Rasoi trasmessi dal continente come strumento giuridico

Si dice che i rasoi siano stati trasmessi al Giappone nel 538 anni dopo la scomparsa dell'imperatore , 29th. Originariamente più o meno nello stesso periodo del buddismo, i monaci venivano rasati sotto rigidi premonitutori, vale a dire come metodo per "radersi i capelli". Il nome di "rasatura dei capelli" deriva anche dalla rasatura dei capelli.

Questo "rasoio per capelli" è una lama di ferro forgiata con una lama sottile e piatta e senza nitidezza. Solo i monaci si rasò i capelli, mentre altri uomini usavano i tagli di capelli per tirarsi fuori i capelli. Nel periodo degli Stati combattenti, non solo i monaci, ma anche la classe samurai avevano l'abitudine di radersi i capelli. Si dice che il ragazzo ha rasato il canone mensile, e la ragazza ha usato un rasoio per prendersi cura delle sopracciglia e delle gambe del colletto.

Si dice che usò la pelle per la prima volta come persona comune, nobunaga Oda, un signore della guerra, e usò la pelle occidentale pieghevole che veniva sul mare con la civiltà portoghese. Nel periodo Edo, i rasoi giapponesi monoso taglio, che erano stati fatti uso della tecnologia spada giapponese, cominciarono ad essere comuni come strumenti di rasatura. Rasoi occidentaliPelle)è stato dopo la civiltà dell'era Meiji.

Poiché il rasoio era uno strumento molto costoso, si può dire che è moderno che la cosiddetta gente comune in generale lo ottiene.
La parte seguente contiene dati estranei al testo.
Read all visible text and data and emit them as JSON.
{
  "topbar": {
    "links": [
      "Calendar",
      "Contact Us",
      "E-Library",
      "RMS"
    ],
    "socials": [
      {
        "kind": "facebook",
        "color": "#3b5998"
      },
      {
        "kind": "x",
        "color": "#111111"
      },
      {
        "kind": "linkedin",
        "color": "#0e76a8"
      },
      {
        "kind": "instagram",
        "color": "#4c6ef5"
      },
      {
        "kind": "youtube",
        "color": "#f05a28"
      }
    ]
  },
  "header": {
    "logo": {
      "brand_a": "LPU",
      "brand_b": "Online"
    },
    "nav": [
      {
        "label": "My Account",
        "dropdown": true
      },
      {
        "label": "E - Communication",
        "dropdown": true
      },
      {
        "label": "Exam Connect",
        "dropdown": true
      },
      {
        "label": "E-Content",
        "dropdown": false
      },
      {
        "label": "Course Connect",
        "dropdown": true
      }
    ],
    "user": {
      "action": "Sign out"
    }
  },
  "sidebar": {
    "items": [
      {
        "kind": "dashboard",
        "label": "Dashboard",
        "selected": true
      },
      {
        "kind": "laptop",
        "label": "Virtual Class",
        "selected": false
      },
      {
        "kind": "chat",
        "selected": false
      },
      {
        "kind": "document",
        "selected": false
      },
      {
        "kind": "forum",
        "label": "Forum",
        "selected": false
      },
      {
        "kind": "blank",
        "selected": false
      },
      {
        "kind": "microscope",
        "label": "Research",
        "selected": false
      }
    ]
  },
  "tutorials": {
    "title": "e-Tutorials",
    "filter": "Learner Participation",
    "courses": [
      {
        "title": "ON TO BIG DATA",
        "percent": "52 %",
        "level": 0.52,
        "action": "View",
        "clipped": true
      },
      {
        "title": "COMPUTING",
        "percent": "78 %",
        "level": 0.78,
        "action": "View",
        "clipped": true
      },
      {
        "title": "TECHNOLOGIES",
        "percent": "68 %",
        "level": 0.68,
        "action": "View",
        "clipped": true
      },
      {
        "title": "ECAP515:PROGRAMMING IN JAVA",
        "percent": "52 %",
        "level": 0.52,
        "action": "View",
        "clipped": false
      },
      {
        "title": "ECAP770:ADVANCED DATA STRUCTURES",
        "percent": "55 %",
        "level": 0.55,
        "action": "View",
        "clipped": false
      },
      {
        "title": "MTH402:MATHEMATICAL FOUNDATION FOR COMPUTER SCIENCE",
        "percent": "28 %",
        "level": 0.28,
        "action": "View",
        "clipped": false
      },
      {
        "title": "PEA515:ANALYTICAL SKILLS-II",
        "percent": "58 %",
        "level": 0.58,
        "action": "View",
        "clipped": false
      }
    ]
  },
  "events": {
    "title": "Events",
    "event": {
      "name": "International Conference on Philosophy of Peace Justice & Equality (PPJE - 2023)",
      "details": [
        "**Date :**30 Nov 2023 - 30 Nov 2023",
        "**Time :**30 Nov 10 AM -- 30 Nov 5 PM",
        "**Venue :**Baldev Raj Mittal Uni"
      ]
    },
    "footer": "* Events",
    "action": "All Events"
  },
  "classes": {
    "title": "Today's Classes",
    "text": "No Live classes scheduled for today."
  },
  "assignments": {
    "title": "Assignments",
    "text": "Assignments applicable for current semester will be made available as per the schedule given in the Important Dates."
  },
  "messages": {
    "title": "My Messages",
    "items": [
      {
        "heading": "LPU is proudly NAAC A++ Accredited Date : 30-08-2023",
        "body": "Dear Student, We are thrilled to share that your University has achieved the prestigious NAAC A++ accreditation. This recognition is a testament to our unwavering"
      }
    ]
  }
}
Guardando la storia dell'industria delle posate, curata dal municipio di Sakai, nella prefettura di Osaka, si lascia che ai tempi di Hideyoshi, una persona di nome Tena Nagabei era molto brava a fare rasoi in un luogo chiamato Nakanomachi Nakahama a Sakai.
Nel periodo Edo, il nome della lama della sega è stato stabilito a livello nazionale dalla produzione di rasoi, coltelli da cucina, ecc.

Dopo di che, tuttavia, il santuario declinò e la produzione di rasoi fu consegnata a Minonoseki (ora Seki City, Prefettura di Gifu). Seki era un luogo di produzione di spade famose che competevano con la nagafune di Bizen dal Medioevo, ma dal periodo Edo, la domanda di spade è diminuita drasticamente, quindi è diventata una zona di produzione per rasoi, coltelli da cucina, seghe, kama, ecc. In aggiunta a questo, Banshu Miki (ora Miki City, Prefettura di Hyogo) ha anche iniziato a produrre spade e armature dai tempi di Genpei, e dal periodo Edo, è stato stimolato dallo sviluppo anormale di bambù dal periodo Edo, e la produzione di attrezzature agricole e strumenti di falegnameria sviluppato, e rasoi sono stati prodotti anche. La tradizione della produzione di posate continuò dopo la guerra.

Inoltre, Echigchi Sanjo (Città di Sanjo, Prefettura di Niigata) produsse anche attrezzature agricole, seghe, rasoi, forbici, ecc. del primo periodo Edo, e il suo nome era conosciuto come fabbro Sanjo.
Nell'era Meiji, la pelle è stata portata da paesi stranieri, e la pelle di prodotti domestici ha cominciato ad essere prodotta nell'era Taisho, e rasoi giapponesi gradualmente scomparso, e l'importazione e la produzione di pelle è stata centrata a Tokyo.